Naar boven ↑

Rechtspraak

Uitspraakdatum

16-11-2020

ECLI

ECLI:NL:TADRARL:2020:283

Zaaknummer

20-020

Inhoudsindicatie

Raadsbeslissing. Klacht tegen eigen advocaat. Verweerder heeft een (beroeps)fout gemaakt door niet op de zitting te verschijnen. Hij  heeft als gevolg van deze fout klager niet heeft geïnformeerd over deze zitting. Voorts acht de raad de wijze waarop verweerder de gevolgen van zijn beroepsfout heeft geregeld, in strijd met het in artikel 46 e.v. van de Advocatenwet geregelde tuchtrecht dat beoogt een behoorlijke beroepsuitoefening te waarborgen. Gegrond. Waarschuwing.

Uitspraak

Beslissing van de Raad van Discipline in het ressort Arnhem-Leeuwarden van 16 november 2020

in de zaak 20-020/AL/MN

naar aanleiding van de klacht van:

klager

over

verweerder

 

1    VERLOOP VAN DE PROCEDURE

1.1    Op 20 februari 2019 heeft klager bij de deken van de Orde van Advocaten in het arrondissement Midden-Nederland (hierna: de deken) een klacht ingediend over verweerder.

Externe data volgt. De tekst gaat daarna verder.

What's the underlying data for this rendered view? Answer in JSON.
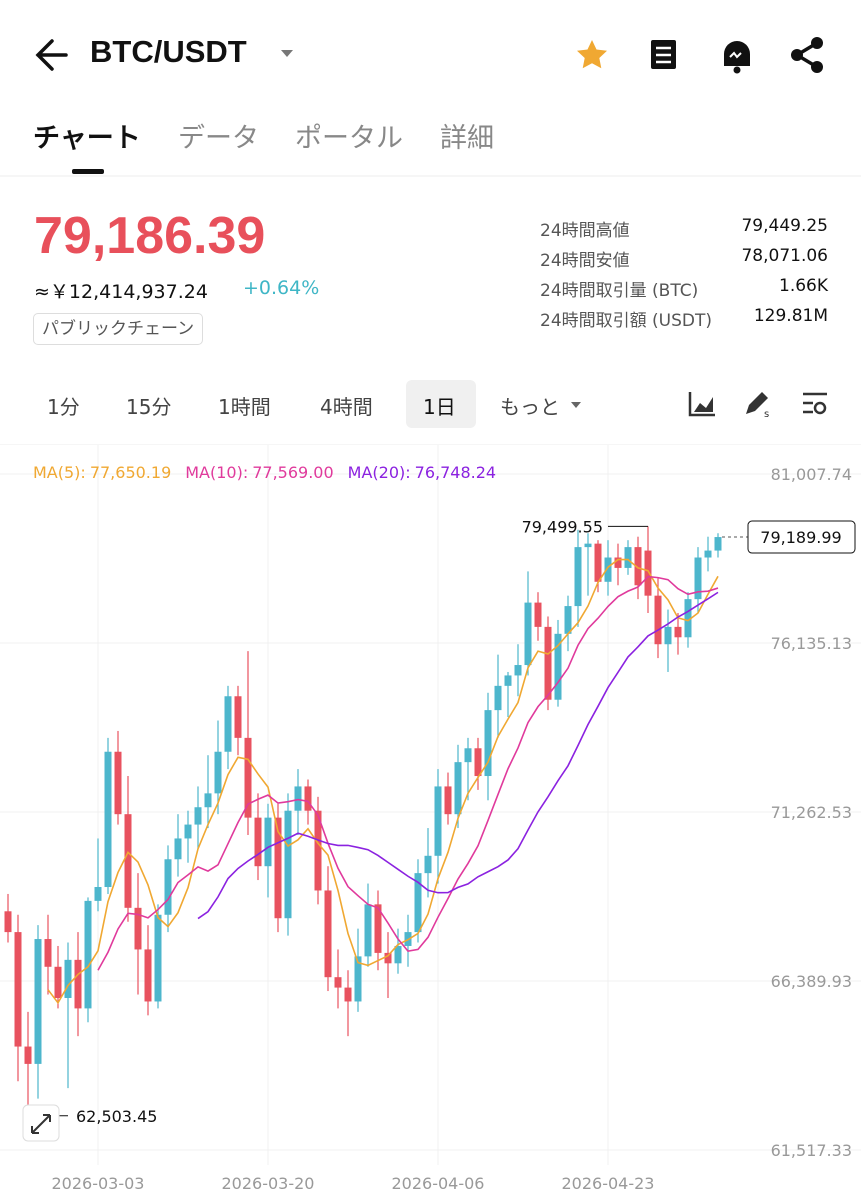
{
  "header": {
    "pair": "BTC/USDT"
  },
  "tabs": [
    "チャート",
    "データ",
    "ポータル",
    "詳細"
  ],
  "price": {
    "last": "79,186.39",
    "fiat": "≈￥12,414,937.24",
    "change": "+0.64%",
    "tag": "パブリックチェーン"
  },
  "stats": [
    {
      "label": "24時間高値",
      "value": "79,449.25"
    },
    {
      "label": "24時間安値",
      "value": "78,071.06"
    },
    {
      "label": "24時間取引量 (BTC)",
      "value": "1.66K"
    },
    {
      "label": "24時間取引額 (USDT)",
      "value": "129.81M"
    }
  ],
  "timeframes": [
    "1分",
    "15分",
    "1時間",
    "4時間",
    "1日",
    "もっと"
  ],
  "chart_data": {
    "type": "candlestick",
    "categories": [
      null,
      null,
      null,
      null,
      null,
      null,
      null,
      null,
      null,
      "2026-03-03",
      null,
      null,
      null,
      null,
      null,
      null,
      null,
      null,
      null,
      null,
      null,
      null,
      null,
      null,
      null,
      null,
      "2026-03-20",
      null,
      null,
      null,
      null,
      null,
      null,
      null,
      null,
      null,
      null,
      null,
      null,
      null,
      null,
      null,
      null,
      "2026-04-06",
      null,
      null,
      null,
      null,
      null,
      null,
      null,
      null,
      null,
      null,
      null,
      null,
      null,
      null,
      null,
      null,
      "2026-04-23",
      null,
      null,
      null,
      null,
      null,
      null,
      null,
      null,
      null,
      null,
      null
    ],
    "open": [
      68400,
      67800,
      64500,
      64000,
      67600,
      66800,
      65900,
      67000,
      65600,
      68700,
      69100,
      73000,
      71200,
      68500,
      67300,
      65800,
      68300,
      69900,
      70500,
      70900,
      71400,
      71800,
      73000,
      74600,
      73400,
      71100,
      69700,
      71100,
      68200,
      71300,
      72000,
      71300,
      69000,
      66500,
      66200,
      65800,
      67100,
      68600,
      67200,
      66900,
      67400,
      67800,
      69500,
      70000,
      72000,
      71200,
      72700,
      73100,
      72300,
      74200,
      74900,
      75200,
      75500,
      77300,
      76600,
      74500,
      76400,
      77200,
      78900,
      79000,
      77900,
      78600,
      78300,
      78900,
      78800,
      77500,
      76100,
      76600,
      76300,
      77400,
      78600,
      78800
    ],
    "high": [
      68900,
      68300,
      65500,
      68000,
      68300,
      67400,
      67500,
      67800,
      68800,
      70500,
      73400,
      73600,
      72300,
      69500,
      68000,
      68600,
      70300,
      71200,
      71300,
      72000,
      72900,
      73900,
      74900,
      74900,
      75900,
      71800,
      71500,
      71500,
      71800,
      72500,
      72200,
      71700,
      69700,
      67300,
      66700,
      67900,
      69200,
      69000,
      67800,
      67900,
      68300,
      69900,
      70800,
      72500,
      72400,
      73200,
      73400,
      73400,
      74700,
      75800,
      75300,
      76100,
      78200,
      77600,
      76900,
      76800,
      77500,
      79400,
      79300,
      79100,
      79100,
      79000,
      79100,
      79200,
      79499.55,
      78000,
      77100,
      77000,
      77600,
      78900,
      79200,
      79300
    ],
    "low": [
      67500,
      63500,
      62503.45,
      63000,
      66000,
      65600,
      63300,
      64800,
      65200,
      68400,
      68900,
      70900,
      68100,
      66000,
      65400,
      65600,
      67800,
      69400,
      69800,
      70200,
      70800,
      71200,
      72500,
      72900,
      70600,
      69300,
      68800,
      67800,
      67700,
      70600,
      70900,
      68600,
      66100,
      65600,
      64800,
      65500,
      66800,
      66700,
      65900,
      66600,
      66800,
      67500,
      68800,
      69200,
      70900,
      70800,
      71600,
      71900,
      71600,
      73400,
      74000,
      74600,
      75200,
      76200,
      74200,
      74300,
      75900,
      76600,
      77500,
      77600,
      77500,
      77800,
      78100,
      77400,
      77000,
      75700,
      75300,
      75800,
      76000,
      77000,
      78200,
      78600
    ],
    "close": [
      67800,
      64500,
      64000,
      67600,
      66800,
      65900,
      67000,
      65600,
      68700,
      69100,
      73000,
      71200,
      68500,
      67300,
      65800,
      68300,
      69900,
      70500,
      70900,
      71400,
      71800,
      73000,
      74600,
      73400,
      71100,
      69700,
      71100,
      68200,
      71300,
      72000,
      71300,
      69000,
      66500,
      66200,
      65800,
      67100,
      68600,
      67200,
      66900,
      67400,
      67800,
      69500,
      70000,
      72000,
      71200,
      72700,
      73100,
      72300,
      74200,
      74900,
      75200,
      75500,
      77300,
      76600,
      74500,
      76400,
      77200,
      78900,
      79000,
      77900,
      78600,
      78300,
      78900,
      77800,
      77500,
      76100,
      76600,
      76300,
      77400,
      78600,
      78800,
      79189.99
    ],
    "up_color": "#4db6cc",
    "down_color": "#e8525f",
    "ma": [
      {
        "name": "MA(5):",
        "value": 77650.19,
        "value_label": "77,650.19",
        "color": "#f0a832"
      },
      {
        "name": "MA(10):",
        "value": 77569.0,
        "value_label": "77,569.00",
        "color": "#e03a9c"
      },
      {
        "name": "MA(20):",
        "value": 76748.24,
        "value_label": "76,748.24",
        "color": "#8b22e0"
      }
    ],
    "high_label": "79,499.55",
    "low_label": "62,503.45",
    "last_label": "79,189.99",
    "ylim": [
      61085,
      81844
    ],
    "yticks": [
      {
        "value": 61517.33,
        "label": "61,517.33"
      },
      {
        "value": 66389.93,
        "label": "66,389.93"
      },
      {
        "value": 71262.53,
        "label": "71,262.53"
      },
      {
        "value": 76135.13,
        "label": "76,135.13"
      },
      {
        "value": 81007.74,
        "label": "81,007.74"
      }
    ],
    "grid": true
  }
}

1.2    Op 9 januari 2020 heeft de raad het klachtdossier met kenmerk Z 794998/MV/SD van de deken ontvangen.

1.3    De klacht is behandeld op de zitting van de raad van 14 september 2020. Daarbij waren klager en verweerder aanwezig. Van de behandeling is proces-verbaal opgemaakt.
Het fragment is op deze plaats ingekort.